なお、甲第3-2号証については、特許異議申立人が提出した甲第3-1号証の訳文であると認定して判断を行った。

1 証拠方法
甲第1号証:国際公開第2008/126373号
甲第2号証:特開平8-61181号公報
甲第3-1号証:国際公開第2008/071531号
甲第3-2号証:特表2010-513768号公報
甲第4号証:特開平8-128373号公報
甲第5号証:特表2005-534464号公報
甲第6号証:特開2000-262942号公報
甲第7号証:特開2000-167464号公報
甲第8号証:特開平2-102053号公報

2 特許異議申立ての理由

理由1(特許法第29条第1項第3号)
本件特許発明1ないし7は、甲第1号証に記載された発明であるから、請求項1ないし7に係る特許は、特許法第29条第1項第3号に該当し、同法第113条第2号の規定により取り消すべきものである。

理由2(特許法第29条第2項)
本件特許発明1ないし7は、甲第1号証に記載された発明及び甲第2号証ないし甲第7号証に記載された技術に基づいて当業者が容易に発明をすることができたものであるから、請求項1ないし7に係る特許は、特許法第29条第2項の規定に違反してされたものであり、同法第113条第2号の規定により取り消すべきものである。

理由3(特許法第29条第2項)
本件特許発明1ないし7は、甲第1号証に記載された発明及び甲第8号証に記載された技術に基づいて、当業者が容易に発明をすることができたものであるから、請求項1ないし7に係る特許は、特許法第29条第2項の規定に違反してされたものであり、同法第113条第2号の規定により取り消すべきものである。

理由4(特許法第36条第6項第2号)
本件特許発明1ないし3は明確でないから、本件出願は、特許法第36条第6項第2号に規定する要件を満たしておらず、請求項1ないし3に係る特許は、特許法第113条第4号の規定により取り消すべきものである。

第4 当審の判断
1 刊行物の記載
(1)甲第1号証の記載
(1-1)甲第1号証の記載事項
本件出願の優先日前に頒布された刊行物である甲第1号証には、「液剤吐出装置および液剤吐出方法」に関して、図面とともに以下の事項が記載されている。

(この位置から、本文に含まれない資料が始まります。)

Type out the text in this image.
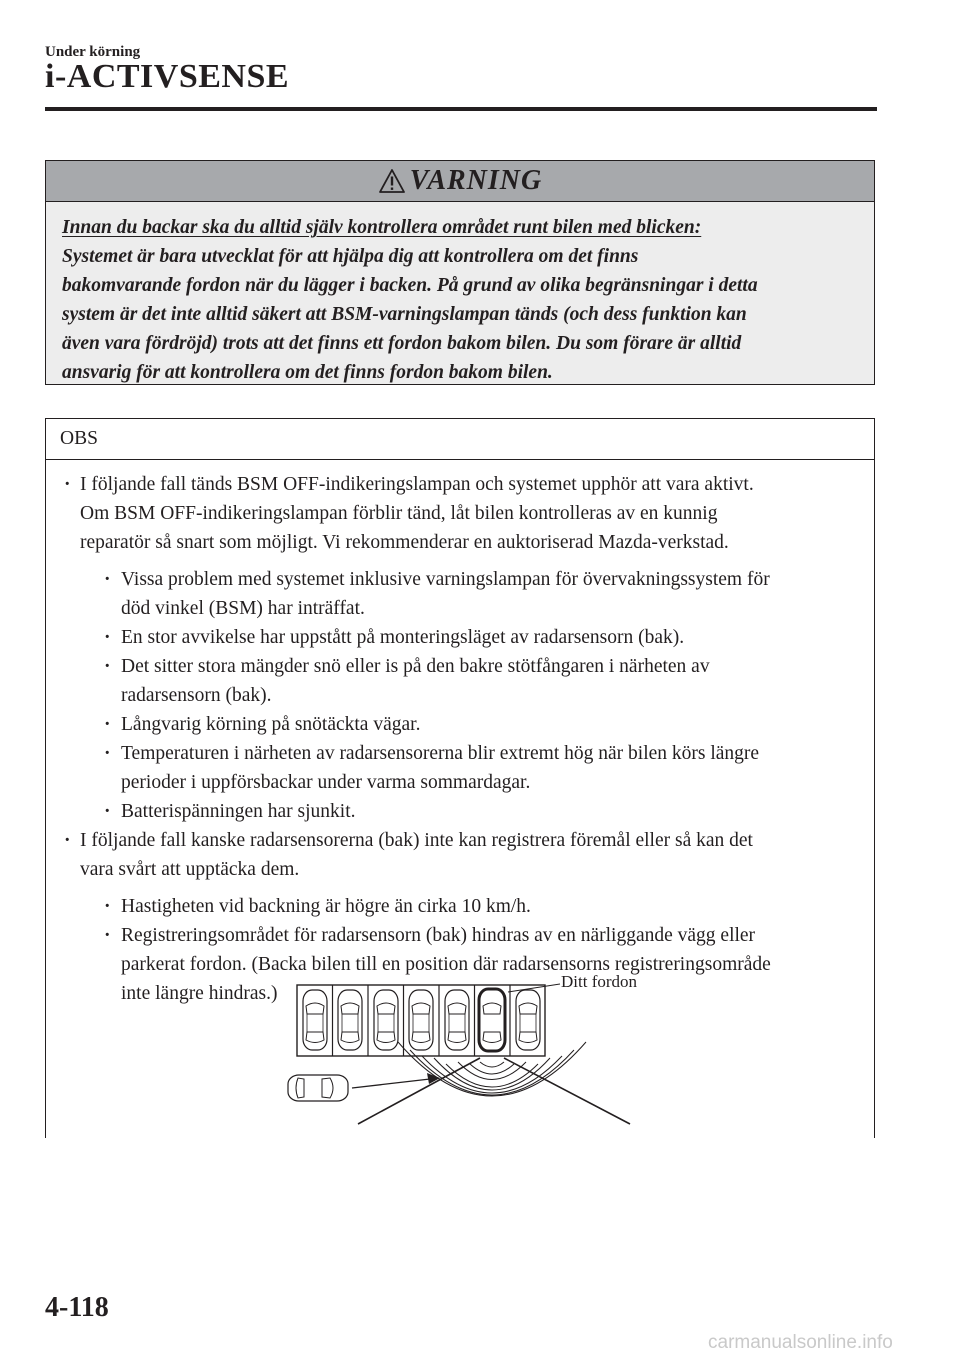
Under körning
i-ACTIVSENSE
VARNING
Innan du backar ska du alltid själv kontrollera området runt bilen med blicken:
Systemet är bara utvecklat för att hjälpa dig att kontrollera om det finns
bakomvarande fordon när du lägger i backen. På grund av olika begränsningar i detta
system är det inte alltid säkert att BSM-varningslampan tänds (och dess funktion kan
även vara fördröjd) trots att det finns ett fordon bakom bilen. Du som förare är alltid
ansvarig för att kontrollera om det finns fordon bakom bilen.
OBS
· I följande fall tänds BSM OFF-indikeringslampan och systemet upphör att vara aktivt.
Om BSM OFF-indikeringslampan förblir tänd, låt bilen kontrolleras av en kunnig
reparatör så snart som möjligt. Vi rekommenderar en auktoriserad Mazda-verkstad.
· Vissa problem med systemet inklusive varningslampan för övervakningssystem för
död vinkel (BSM) har inträffat.
· En stor avvikelse har uppstått på monteringsläget av radarsensorn (bak).
· Det sitter stora mängder snö eller is på den bakre stötfångaren i närheten av
radarsensorn (bak).
· Långvarig körning på snötäckta vägar.
· Temperaturen i närheten av radarsensorerna blir extremt hög när bilen körs längre
perioder i uppförsbackar under varma sommardagar.
· Batterispänningen har sjunkit.
· I följande fall kanske radarsensorerna (bak) inte kan registrera föremål eller så kan det
vara svårt att upptäcka dem.
· Hastigheten vid backning är högre än cirka 10 km/h.
· Registreringsområdet för radarsensorn (bak) hindras av en närliggande vägg eller
parkerat fordon. (Backa bilen till en position där radarsensorns registreringsområde
inte längre hindras.)
Ditt fordon
4-118
carmanualsonline.info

1a 「[0007] 発明者は、押出部材とは別個の部材を十分に加速した状態で押出部材に衝突させることで、短距離で押出部材を高速に加速することを可能とした。
すなわち、第1の発明は、液材を吐出する吐出口を有する液室と、液室より幅狭のプランジャーおよび当接部を有し、プランジャーの先端部が液室内を進退動する押出部材と、押出部材のプランジャーと反対側に隣接して配設され、ピストンおよび当接部と対向する衝突部を有する衝突部材と、押出部材および衝突部材を進退動させる駆動手段とを備える液材吐出装置であって、前記衝突部を前記当接部に衝突させることにより、前記押出部材を高速前進させて液材を吐出することを特徴とする液材吐出装置である。
第2の発明は、第1の発明において、前記衝突部と前記当接部とが衝突するまでの前記衝突部材の移動距離が、前記衝突部と前記当接部が当接してから最前進位置に到達するまでの前記押出部材の移動距離と比べ、長くなるよう構成されることを特徴とする。
第3の発明は、第1または2の発明において、前記駆動手段は、前記衝突部材を前進方向に付勢する弾性体を備えることを特徴とする。
第4の発明は、第1ないし3のいずれかの発明において、前記押出部材の最後退位置を規定する後退位置規定手段を備えることを特徴とする。
第5の発明は、第4の発明において、前記後退位置規定手段は、押出部材の後退方向側の位置を規定する後方ストッパーと、押出部材を後方に付勢する押出部材付勢手段とから構成されることを特徴とする。
第6の発明は、第1ないし5のいずれかの発明において、前記押出部材の最前進位置を規定する前進位置規定手段を有することを特徴とする。
第7の発明は、第6の発明において、前記前進位置規定手段は、前記押出部材の前方側が当接する前進ストッパーにより構成されることを特徴とする。
第8の発明は、第6または7の発明において、前記前進位置規定手段は、前記プランジャーの先端部の進行方向にある前記液室の内壁であることを特徴とする。
第9の発明は、第6ないし8のいずれかの発明において、非吐出時において、前記押出部材が前記衝突部材に押圧され、前記押出部材が最前進位置にあることを特徴とする。
第10の発明は、第8または9の発明において、前記プランジャーの先端部が、前記液室と前記吐出口との連通を遮断するように構成されることを特徴とする。
第11の発明は、第1ないし10のいずれかの発明において、前記駆動手段は、エア供給装置および電磁切換弁を備え、前記押出部材は、エアにより後退方向に付勢されることを特徴とする。」(段落[0007])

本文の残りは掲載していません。